- Born: Alice Chapel Reed May 31, 1871 St. Louis, Missouri or Mobile, Alabama
- Died: April 4, 1953 (aged 81) Salida, Colorado
- Other names: Laura Evens, Alice Chapel Reed
- Occupation: Sex worker
- Children: Lucille Evans

= Laura Evans (sex worker) =

Old west sex worker (1871 - 1953)

Laura Evans, (May 31, 1871 – April 4, 1953), sometimes spelled Evens, was born Alice Chapel Reed. She was Salida's most prominent madam and a famous sex worker in the Old West.

==Biography==
There are conflicting records of Evans' birthday. According to cemetery records, she was born May 31, 1874, but her obituary in the Salida Daily Mail-Record notes that she was born May 31, 1871 in St. Louis, Missouri. It was also possible she was born May 31, 1871 on a farm in Mobile, Alabama.

Evans became a sex worker in the 1890s. She got married at 17 years old to John Cooper Evans, Jr. They had a baby daughter, Lucille. She left her husband and daughter, and changed her name to move to Missouri. She took the name Laura after her husband's sister. She intended to go to Hong Kong with another sex worker named Nora Kirk, but Kirk was killed by one of her clients.

===Expanded description===
She likely began her career in St. Louis, Missouri, in 1890, and within a few years traveled west to the red light district of Denver, Colorado. She was known as a prankster, and her wild escapades kept her name in the press.

Evans became known as a sex worker in Leadville, Colorado, in 1894. She left Leadville in 1896, after she was involved in strike breaking during a labor dispute. The Maid of Erin mine laborers were on strike, and Evans smuggled payroll into the strike breakers. She was blacklisted and forced to leave Leadville.

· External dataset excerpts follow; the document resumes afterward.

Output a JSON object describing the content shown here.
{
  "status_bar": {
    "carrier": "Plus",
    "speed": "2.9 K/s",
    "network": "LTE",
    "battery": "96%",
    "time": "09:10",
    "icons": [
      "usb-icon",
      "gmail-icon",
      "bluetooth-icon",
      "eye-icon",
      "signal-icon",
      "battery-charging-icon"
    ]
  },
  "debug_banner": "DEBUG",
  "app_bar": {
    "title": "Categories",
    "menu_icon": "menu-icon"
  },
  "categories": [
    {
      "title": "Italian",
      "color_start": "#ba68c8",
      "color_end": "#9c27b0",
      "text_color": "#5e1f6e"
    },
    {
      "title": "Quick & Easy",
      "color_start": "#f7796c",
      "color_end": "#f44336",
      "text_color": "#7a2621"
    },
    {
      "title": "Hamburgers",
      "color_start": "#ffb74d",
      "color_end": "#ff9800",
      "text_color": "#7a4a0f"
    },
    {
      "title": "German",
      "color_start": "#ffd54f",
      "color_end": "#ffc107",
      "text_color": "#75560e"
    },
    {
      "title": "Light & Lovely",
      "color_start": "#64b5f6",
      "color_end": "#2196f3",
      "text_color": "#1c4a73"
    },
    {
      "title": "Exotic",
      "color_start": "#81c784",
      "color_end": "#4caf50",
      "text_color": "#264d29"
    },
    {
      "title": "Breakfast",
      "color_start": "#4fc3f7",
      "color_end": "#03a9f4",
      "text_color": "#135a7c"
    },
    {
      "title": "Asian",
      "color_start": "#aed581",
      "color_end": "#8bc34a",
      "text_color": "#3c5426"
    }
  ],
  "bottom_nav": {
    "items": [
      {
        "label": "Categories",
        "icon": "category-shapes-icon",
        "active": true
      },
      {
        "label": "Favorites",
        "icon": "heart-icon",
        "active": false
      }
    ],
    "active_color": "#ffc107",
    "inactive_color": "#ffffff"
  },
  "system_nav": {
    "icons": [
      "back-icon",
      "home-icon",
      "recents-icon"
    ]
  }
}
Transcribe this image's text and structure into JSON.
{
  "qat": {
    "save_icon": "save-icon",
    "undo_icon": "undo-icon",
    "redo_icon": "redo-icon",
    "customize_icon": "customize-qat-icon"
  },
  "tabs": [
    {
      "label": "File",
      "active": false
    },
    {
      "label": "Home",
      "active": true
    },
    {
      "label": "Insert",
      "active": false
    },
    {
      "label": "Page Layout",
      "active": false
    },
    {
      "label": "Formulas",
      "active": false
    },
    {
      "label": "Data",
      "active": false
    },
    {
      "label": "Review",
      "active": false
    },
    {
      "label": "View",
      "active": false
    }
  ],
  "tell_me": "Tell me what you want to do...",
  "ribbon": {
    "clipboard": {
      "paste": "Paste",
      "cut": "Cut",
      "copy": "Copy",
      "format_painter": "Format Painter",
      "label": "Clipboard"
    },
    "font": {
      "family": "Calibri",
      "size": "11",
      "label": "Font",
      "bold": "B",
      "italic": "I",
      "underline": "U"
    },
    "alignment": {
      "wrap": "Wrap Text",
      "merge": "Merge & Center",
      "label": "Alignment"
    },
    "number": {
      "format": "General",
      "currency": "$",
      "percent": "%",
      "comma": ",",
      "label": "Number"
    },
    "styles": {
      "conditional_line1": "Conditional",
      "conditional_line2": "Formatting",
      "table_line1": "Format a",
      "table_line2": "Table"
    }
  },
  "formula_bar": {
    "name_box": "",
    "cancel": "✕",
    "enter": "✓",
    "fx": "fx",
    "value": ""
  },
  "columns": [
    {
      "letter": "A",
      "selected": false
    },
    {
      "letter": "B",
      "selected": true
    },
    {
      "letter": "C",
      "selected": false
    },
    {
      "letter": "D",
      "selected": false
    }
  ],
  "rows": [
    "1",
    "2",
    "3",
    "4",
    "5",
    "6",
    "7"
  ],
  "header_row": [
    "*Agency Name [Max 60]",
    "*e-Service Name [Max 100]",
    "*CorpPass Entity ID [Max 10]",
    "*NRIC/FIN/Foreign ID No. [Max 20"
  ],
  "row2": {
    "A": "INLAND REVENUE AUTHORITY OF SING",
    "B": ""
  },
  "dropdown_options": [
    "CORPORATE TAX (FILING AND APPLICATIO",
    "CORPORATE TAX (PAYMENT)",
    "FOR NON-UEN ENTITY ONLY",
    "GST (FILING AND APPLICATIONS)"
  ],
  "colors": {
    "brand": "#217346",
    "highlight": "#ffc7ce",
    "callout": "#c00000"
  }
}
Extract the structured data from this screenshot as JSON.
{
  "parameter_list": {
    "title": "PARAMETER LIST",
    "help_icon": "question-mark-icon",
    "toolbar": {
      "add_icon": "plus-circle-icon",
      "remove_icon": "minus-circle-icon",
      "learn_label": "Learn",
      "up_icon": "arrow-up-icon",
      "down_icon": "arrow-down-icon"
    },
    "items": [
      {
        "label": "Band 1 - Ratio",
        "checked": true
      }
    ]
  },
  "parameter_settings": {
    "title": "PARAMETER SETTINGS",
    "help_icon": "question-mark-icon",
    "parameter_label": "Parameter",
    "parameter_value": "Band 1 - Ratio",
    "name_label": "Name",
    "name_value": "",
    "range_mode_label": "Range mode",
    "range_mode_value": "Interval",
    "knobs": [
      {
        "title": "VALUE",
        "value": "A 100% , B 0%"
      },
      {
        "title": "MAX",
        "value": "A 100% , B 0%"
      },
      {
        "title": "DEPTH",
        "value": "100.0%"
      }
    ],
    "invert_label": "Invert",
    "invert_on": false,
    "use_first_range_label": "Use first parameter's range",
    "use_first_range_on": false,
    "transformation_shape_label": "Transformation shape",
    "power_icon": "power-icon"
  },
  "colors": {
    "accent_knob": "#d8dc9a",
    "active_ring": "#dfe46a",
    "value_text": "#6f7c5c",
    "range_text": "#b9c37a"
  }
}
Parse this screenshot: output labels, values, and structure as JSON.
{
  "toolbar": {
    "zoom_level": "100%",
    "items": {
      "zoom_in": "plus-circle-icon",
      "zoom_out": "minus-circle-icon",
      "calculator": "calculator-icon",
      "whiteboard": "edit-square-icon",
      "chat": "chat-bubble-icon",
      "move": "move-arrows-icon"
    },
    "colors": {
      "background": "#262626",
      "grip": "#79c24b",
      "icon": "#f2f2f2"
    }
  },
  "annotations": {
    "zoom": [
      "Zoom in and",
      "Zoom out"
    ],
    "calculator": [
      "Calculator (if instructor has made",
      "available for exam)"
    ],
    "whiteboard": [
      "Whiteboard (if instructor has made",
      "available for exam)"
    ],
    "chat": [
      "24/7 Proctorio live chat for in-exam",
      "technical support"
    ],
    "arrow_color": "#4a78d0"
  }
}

She settled in Salida, Colorado, in January 1896, where she worked her way up to be madam of her parlor house. She became a full time madam and owned her own parlor house by 1900. In 1906, she bought a small apartment building with six units.

In 1918 during the flu pandemic, Evans and her employees took care of the sick, often using nursing costumes so that the patients did not realize they were sex workers.

Evans' parlor was closed in 1950 by Salida town council. She then used the space to rent out rooms to local workers. The city asked her to reopen when sexual assault crimes increased, but she was content with renting rooms to railroad workers and playing cards.

===Personal life===
She was known for her love of her dog, Mister Pimp Powers. He was a brown and black, well-tempered chihuahua. Lillian "Lil" Powers was another sex worker, and she sent the dog to Evans in a box, possibly as a going away gift as Powers left Salida.

Evans was known as an "outgoing, outspoken woman and prankster". She cared for her community, and often had groceries delivered anonymously to families in need. She had an extensive doll collection, and some were gifts of appreciation from clients.

Evans had a daughter, Lucille, who wrote and distributed a "defamatory circular" that denigrated prominent residents of Salida. She felt contempt for her mother because of neglect.

===Death and legacy===
Evans died on April 4, 1953.

Her tombstone is in Fairview Cemetery, and her last name is misspelled as Evens.

After her death, her daughter donated the building to the Monarch Shrine.

==In popular culture==
Buena Vista Heritage Museum in Buena Vista, Colorado, has a performance called "Madams of Central Colorado" in which Laura Evans is one of the main characters.